I’m working on another post right now with a deeper dive into using ragnar.
vitals: LLM evaluations in R
CRAN: (Not yet on CRAN)
Documentation: https://vitals.tidyverse.org/
LLM evaluation at R, aimed at ellmer users. It’s an R port of the widely adopted Python framework Inspect. As of this writing, the documentation notes that vitals is highly experimental and much of its documentation is aspirational.
kuzco: computer vision in R
CRAN: (Not yet on CRAN)
Documentation: (No pkgdown site yet)
Blog post: https://posit.co/blog/kuzco-computer-vision-with-llms-in-r/
The kuzco package is designed as a computer vision assistant, giving local models guidance on classifying images and return structured data. The goal is to standardize outputs for image classification and use LLMs as an alternative option to keras or torch. It currently supports classification, recognition, sentiment, and text extraction.
mall: use an LLM for NLP on your data
GitHub: https://github.com/mlverse/mall
Documentation: https://mlverse.github.io/mall/
The mall package provides several convenience functions for sentiment analysis, text summarization, text classification, extraction, translation, and verification.
I recently used the mall package to run a quick sentiment analysis of #Rstats posts on Bluesky:
Functions in the mall package integrate smoothly with piped workflows in dplyr. For example:
reviews |>
llm_sentiment(review)
Other resources
I think this is just the tip of the iceberg, and I can’t wait to see what else Posit and others in the R community are doing in this space.
Here's a recording from a recent webinar Joe Cheng (Posit CTO) gave on harnessing LLMs for data analysis.
You might also take a look at the recordings from posit::conf(2024) which include a few AI/LLM-focused talks.

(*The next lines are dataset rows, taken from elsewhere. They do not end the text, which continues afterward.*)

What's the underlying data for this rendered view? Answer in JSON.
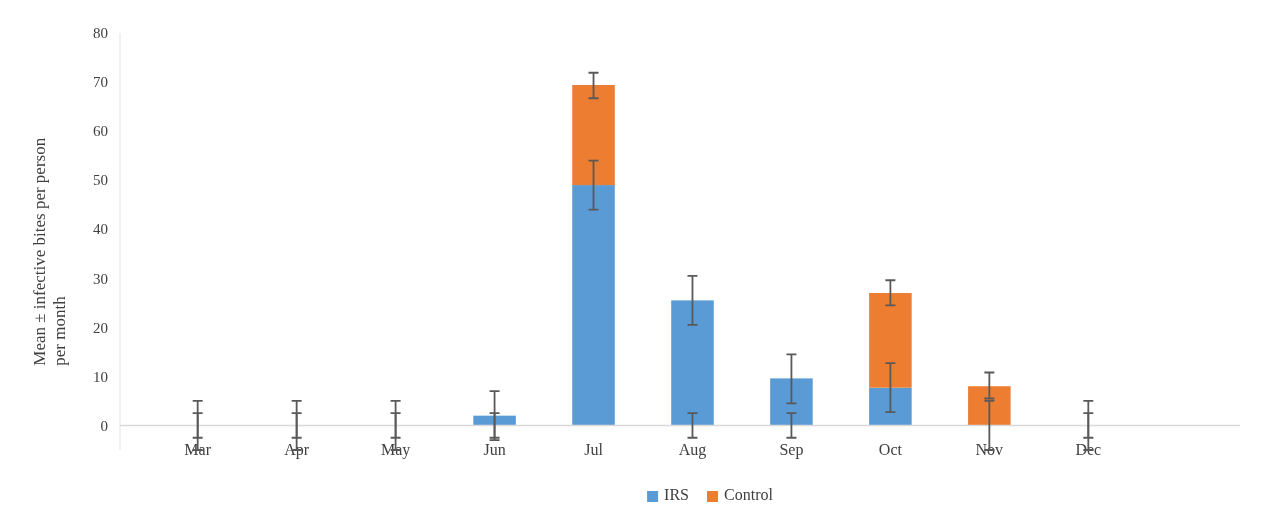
{
  "chart_data": {
    "type": "bar",
    "stacked": true,
    "ylabel": "Mean ± infective bites per person per month",
    "categories": [
      "Mar",
      "Apr",
      "May",
      "Jun",
      "Jul",
      "Aug",
      "Sep",
      "Oct",
      "Nov",
      "Dec"
    ],
    "ylim": [
      -5,
      80
    ],
    "yticks": [
      0,
      10,
      20,
      30,
      40,
      50,
      60,
      70,
      80
    ],
    "grid": false,
    "legend": "bottom",
    "series": [
      {
        "name": "IRS",
        "color": "#5b9bd5",
        "values": [
          0,
          0,
          0,
          2,
          49,
          25.5,
          9.6,
          7.7,
          0,
          0
        ],
        "errors": [
          [
            -5,
            5
          ],
          [
            -5,
            5
          ],
          [
            -5,
            5
          ],
          [
            -3,
            7
          ],
          [
            44,
            54
          ],
          [
            20.5,
            30.5
          ],
          [
            4.5,
            14.5
          ],
          [
            2.7,
            12.7
          ],
          [
            -5,
            5
          ],
          [
            -5,
            5
          ]
        ]
      },
      {
        "name": "Control",
        "color": "#ed7d31",
        "values": [
          0,
          0,
          0,
          0,
          20.4,
          0,
          0,
          19.3,
          8,
          0
        ],
        "errors": [
          [
            -2.5,
            2.5
          ],
          [
            -2.5,
            2.5
          ],
          [
            -2.5,
            2.5
          ],
          [
            -2.5,
            2.5
          ],
          [
            66.7,
            71.9
          ],
          [
            -2.5,
            2.5
          ],
          [
            -2.5,
            2.5
          ],
          [
            24.5,
            29.6
          ],
          [
            5.5,
            10.8
          ],
          [
            -2.5,
            2.5
          ]
        ]
      }
    ]
  }
}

Also check out the posit::conf(2025) schedule at https://posit.co/conference/. There’s a workshop on Programming with LLM APIs: A Beginner’s Guide in R and Python, four talks in a session titled LLMs with R and Python, several lightning talks that will likely cover LLMs in R, and four more talks in a session titled Facepalm-driven Development: Learning From AI and Human Errors.
The R community has clearly stepped up. Whether you're building prototypes, shipping production tools, or just exploring what LLMs can do, R is now a real and robust option. I’m excited to see where we go from here.